To put this in perspective, the record maize crop was 16.82 million tonnes in 2017. So the recent harvests have been bountiful by historical standards. 

But profits look set to wither on the vine of input costs that were red hot when the seeds were sewn in the spring and early summer. 

“We planted with record high input prices and so the recent drop in the grain price overall has been devastating for farmers,” Corne Louw, the head of economics and member services at industry group Grain SA, said in an interview on the sidelines of the annual Nampo Harvest Day agricultural show in Bothaville in the Free State.

South African farmers import over 80% of the inputs they require, Grain SA CEO Pieter Taljaard told Daily Maverick. 

“It’s only phosphate that is really grown here,” he said.

Domestic South African maize prices have fallen about 20% since the planting season to around R3,700 a tonne Louw said. Meanwhile, input costs between April 2022 and April 2023 have declined 37% to 51% — depending on the input — from their historic peaks. 

This will bring relief for next season, but may leave many farmers high and dry as they are not getting the expected price now after they splashed out hugely for costs. 

“No one saw this fall in the maize price,” one large-scale commercial farmer told Daily Maverick. 

Global maize prices have been cooling after the initial shock of Russia’s invasion of Ukraine and anticipations of the Americas producing a record global maize crop for the 2023/2024 northern season. 
And inputs go beyond fertiliser. Diesel is a big cost and all of the monstrous tractors and harvesters on display at the sprawling Nampo grounds, with price tags of up to R15-million, are manufactured abroad. 

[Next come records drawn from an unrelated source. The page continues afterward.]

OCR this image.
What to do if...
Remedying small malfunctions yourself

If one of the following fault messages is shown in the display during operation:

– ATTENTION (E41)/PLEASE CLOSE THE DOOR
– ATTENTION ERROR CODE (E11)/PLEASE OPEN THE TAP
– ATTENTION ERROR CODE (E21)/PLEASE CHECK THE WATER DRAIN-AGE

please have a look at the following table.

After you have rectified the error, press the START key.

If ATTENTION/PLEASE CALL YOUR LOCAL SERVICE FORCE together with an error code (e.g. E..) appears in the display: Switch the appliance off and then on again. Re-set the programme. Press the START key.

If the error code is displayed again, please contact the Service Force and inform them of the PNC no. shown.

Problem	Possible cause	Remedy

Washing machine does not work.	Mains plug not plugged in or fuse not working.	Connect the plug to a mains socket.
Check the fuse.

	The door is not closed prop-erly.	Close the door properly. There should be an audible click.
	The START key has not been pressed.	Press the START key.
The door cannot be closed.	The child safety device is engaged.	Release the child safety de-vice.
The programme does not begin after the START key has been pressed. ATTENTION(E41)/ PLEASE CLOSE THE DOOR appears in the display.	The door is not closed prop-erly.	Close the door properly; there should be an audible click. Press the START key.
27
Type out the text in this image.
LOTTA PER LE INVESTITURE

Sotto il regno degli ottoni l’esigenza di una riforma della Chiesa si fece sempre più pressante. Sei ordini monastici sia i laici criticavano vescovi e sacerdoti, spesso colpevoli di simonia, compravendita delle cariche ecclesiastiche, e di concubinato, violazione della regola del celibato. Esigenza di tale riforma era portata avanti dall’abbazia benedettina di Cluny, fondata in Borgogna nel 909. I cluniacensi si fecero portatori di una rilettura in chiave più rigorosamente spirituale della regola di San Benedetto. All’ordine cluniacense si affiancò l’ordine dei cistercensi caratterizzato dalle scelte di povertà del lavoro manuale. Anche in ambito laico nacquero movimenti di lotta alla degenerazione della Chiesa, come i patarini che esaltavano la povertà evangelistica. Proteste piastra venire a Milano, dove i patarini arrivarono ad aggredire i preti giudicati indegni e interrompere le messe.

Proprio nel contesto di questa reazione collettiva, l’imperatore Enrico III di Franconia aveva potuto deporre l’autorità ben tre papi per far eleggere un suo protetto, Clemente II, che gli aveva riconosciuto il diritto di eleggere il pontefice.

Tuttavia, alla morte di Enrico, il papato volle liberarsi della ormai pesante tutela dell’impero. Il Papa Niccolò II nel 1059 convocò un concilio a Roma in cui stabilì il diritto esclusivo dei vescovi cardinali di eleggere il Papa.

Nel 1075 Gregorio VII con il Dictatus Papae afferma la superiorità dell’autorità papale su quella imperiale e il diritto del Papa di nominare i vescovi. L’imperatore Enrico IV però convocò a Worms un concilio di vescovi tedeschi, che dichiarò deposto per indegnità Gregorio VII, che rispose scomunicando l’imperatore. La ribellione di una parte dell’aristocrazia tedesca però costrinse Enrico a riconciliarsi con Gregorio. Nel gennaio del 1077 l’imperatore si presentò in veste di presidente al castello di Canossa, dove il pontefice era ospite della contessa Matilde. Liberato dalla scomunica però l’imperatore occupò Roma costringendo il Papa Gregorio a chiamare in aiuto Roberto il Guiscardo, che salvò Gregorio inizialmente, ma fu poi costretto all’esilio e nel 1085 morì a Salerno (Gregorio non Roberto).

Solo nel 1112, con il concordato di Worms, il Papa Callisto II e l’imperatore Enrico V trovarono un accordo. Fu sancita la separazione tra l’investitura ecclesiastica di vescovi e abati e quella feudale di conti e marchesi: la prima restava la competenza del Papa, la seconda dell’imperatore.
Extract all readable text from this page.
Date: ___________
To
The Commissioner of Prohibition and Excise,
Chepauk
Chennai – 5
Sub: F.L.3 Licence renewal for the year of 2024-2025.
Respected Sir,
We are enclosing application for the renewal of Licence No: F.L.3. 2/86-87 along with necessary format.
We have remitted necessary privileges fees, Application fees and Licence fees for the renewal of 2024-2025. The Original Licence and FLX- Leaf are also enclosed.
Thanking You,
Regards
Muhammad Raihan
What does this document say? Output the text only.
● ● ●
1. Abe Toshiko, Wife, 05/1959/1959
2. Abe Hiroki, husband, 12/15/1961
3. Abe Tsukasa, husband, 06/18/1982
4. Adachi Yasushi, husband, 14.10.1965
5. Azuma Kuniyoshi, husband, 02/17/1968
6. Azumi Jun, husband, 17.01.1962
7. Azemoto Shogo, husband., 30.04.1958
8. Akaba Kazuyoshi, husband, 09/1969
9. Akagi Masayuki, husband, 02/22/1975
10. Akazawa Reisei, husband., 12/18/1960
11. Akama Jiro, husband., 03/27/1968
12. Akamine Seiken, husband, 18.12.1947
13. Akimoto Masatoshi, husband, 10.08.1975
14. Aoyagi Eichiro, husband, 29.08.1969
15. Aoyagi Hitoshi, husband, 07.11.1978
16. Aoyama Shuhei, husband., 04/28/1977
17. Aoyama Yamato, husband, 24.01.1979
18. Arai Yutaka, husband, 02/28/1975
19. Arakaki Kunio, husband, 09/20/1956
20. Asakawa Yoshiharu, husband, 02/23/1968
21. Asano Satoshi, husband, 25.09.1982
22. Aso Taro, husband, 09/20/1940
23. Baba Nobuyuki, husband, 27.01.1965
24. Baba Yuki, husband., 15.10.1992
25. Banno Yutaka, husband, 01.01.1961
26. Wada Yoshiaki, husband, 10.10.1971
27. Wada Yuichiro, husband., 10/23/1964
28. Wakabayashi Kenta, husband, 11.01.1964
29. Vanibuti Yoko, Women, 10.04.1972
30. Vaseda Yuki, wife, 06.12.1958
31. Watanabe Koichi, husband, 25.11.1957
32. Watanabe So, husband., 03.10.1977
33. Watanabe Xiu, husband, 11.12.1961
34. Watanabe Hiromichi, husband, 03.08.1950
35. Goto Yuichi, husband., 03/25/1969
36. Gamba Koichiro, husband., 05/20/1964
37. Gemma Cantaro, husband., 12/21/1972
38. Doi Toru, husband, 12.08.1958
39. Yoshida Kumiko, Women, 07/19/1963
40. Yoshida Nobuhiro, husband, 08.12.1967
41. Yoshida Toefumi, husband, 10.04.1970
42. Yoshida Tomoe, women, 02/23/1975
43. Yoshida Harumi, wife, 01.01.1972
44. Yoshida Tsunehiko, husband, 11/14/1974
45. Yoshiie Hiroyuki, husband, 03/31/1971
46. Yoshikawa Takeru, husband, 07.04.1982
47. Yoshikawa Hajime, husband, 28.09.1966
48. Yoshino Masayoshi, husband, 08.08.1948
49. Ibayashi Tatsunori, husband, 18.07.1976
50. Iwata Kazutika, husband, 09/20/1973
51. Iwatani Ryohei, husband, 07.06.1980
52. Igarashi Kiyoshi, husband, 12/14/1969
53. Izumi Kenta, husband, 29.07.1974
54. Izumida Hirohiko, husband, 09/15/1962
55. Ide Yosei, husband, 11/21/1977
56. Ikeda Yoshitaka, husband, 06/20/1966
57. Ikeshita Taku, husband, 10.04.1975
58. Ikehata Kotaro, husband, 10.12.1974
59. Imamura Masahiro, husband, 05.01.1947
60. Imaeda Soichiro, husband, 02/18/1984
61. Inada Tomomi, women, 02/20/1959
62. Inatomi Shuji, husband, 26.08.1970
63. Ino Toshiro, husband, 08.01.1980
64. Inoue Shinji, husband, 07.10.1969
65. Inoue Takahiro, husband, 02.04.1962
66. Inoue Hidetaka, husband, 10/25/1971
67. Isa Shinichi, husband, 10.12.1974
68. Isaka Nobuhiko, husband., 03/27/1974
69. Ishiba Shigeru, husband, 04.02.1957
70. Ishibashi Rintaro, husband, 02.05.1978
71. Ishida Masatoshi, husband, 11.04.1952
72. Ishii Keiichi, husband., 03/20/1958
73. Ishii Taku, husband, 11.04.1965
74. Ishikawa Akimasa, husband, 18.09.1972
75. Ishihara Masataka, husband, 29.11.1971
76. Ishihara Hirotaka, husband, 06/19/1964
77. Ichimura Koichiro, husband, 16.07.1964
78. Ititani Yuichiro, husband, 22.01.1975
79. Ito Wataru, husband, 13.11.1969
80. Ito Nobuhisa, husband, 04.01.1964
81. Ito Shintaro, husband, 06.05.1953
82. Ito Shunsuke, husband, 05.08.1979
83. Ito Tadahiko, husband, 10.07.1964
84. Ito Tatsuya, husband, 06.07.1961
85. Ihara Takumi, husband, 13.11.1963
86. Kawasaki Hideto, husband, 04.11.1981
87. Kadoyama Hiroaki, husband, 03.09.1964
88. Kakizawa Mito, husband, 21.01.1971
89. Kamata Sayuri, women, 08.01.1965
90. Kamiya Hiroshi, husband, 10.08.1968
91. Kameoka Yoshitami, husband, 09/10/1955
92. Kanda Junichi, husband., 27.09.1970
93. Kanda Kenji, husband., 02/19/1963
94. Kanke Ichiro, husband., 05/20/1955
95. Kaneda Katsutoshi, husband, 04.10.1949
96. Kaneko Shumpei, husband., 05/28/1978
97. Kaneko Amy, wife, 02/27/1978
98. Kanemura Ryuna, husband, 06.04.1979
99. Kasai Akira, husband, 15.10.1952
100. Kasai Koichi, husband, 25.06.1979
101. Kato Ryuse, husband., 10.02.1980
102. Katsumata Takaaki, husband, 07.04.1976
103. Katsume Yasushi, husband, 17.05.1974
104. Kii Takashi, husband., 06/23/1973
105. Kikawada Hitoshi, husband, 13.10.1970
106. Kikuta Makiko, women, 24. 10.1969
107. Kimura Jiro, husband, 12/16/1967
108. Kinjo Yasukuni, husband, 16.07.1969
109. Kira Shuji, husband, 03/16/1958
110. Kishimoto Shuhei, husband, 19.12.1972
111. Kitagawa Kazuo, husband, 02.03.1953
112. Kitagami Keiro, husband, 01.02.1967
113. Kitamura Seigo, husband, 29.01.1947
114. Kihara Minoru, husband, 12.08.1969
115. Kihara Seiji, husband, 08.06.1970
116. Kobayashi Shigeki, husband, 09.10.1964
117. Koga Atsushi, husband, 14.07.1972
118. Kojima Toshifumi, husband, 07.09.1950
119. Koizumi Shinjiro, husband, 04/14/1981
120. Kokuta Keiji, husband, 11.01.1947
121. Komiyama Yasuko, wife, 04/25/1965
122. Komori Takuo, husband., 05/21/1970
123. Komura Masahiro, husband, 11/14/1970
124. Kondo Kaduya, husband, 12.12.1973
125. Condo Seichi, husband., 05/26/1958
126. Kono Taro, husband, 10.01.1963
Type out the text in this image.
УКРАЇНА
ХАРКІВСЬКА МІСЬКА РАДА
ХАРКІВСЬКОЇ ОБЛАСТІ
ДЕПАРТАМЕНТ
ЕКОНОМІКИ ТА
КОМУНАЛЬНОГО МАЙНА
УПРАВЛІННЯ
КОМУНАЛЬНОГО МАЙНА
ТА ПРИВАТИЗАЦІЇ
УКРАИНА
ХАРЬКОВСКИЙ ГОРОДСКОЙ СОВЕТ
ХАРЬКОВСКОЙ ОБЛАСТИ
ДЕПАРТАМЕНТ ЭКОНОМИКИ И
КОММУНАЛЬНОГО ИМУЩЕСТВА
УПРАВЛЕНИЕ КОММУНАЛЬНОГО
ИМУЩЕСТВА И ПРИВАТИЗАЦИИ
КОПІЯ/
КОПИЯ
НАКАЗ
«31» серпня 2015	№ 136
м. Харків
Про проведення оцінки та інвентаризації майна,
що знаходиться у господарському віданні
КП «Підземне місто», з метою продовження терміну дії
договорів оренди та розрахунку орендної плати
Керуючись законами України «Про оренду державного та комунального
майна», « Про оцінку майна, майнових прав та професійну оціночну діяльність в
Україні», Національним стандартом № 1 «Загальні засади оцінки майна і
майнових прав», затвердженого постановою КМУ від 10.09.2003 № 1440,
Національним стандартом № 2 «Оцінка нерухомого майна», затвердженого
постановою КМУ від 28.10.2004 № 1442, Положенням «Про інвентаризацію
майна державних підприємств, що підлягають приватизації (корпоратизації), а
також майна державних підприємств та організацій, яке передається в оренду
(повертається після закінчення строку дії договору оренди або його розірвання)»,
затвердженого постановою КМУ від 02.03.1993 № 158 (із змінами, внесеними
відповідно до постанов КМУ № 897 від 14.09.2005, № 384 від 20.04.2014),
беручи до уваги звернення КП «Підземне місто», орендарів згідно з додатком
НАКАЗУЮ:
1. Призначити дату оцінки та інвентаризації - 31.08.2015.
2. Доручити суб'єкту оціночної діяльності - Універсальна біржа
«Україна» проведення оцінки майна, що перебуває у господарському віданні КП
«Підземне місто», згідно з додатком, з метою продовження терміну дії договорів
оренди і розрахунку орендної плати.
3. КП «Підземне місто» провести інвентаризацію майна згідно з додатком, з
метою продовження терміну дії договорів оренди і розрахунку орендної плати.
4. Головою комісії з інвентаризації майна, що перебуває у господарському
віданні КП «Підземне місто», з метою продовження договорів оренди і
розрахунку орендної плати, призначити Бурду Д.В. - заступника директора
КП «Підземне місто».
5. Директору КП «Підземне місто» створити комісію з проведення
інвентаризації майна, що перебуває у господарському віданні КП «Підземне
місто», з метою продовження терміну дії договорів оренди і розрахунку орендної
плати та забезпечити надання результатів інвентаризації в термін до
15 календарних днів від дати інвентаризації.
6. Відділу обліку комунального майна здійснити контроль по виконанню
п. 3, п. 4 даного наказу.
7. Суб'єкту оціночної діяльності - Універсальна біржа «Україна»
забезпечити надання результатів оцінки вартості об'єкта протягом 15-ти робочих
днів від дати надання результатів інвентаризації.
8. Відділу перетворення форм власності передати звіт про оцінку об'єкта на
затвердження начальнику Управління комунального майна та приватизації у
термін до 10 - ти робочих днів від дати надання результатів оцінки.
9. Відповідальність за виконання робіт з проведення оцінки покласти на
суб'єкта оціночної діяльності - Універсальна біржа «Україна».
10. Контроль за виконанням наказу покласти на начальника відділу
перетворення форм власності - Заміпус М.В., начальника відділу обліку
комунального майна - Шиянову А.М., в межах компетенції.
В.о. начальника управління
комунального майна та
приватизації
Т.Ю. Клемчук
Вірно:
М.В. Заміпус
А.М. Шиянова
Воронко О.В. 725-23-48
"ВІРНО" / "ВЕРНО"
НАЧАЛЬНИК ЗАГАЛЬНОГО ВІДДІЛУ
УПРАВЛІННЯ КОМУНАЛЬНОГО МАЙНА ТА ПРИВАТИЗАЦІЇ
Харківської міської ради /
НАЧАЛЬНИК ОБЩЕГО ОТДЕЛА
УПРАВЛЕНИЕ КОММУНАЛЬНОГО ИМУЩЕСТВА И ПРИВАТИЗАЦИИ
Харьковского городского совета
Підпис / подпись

The squeeze in margins comes against the backdrop of a debt burden for commercial farmers from this past season of between R180-billion and R200-billion. Of that, an estimated 60% is being carried by grain farmers. 

This underscores the point that the risks are not restricted to South African agriculture. The banking sector has significant exposure to the soils of the platteland at a time when interest rates are rising and look set to get hiked again next week in response to the rand’s recent meltdown. 

And after three straight seasons of La Nina, an El Niño looms which Nasa scientists have said could be an absolute scorcher. El Niño typically heralds drought in southern Africa and the 2014-2016 event hammered farmers big and small in the region. This could keep food inflation on the boil. raising the spectre of increased hunger and food insecurity.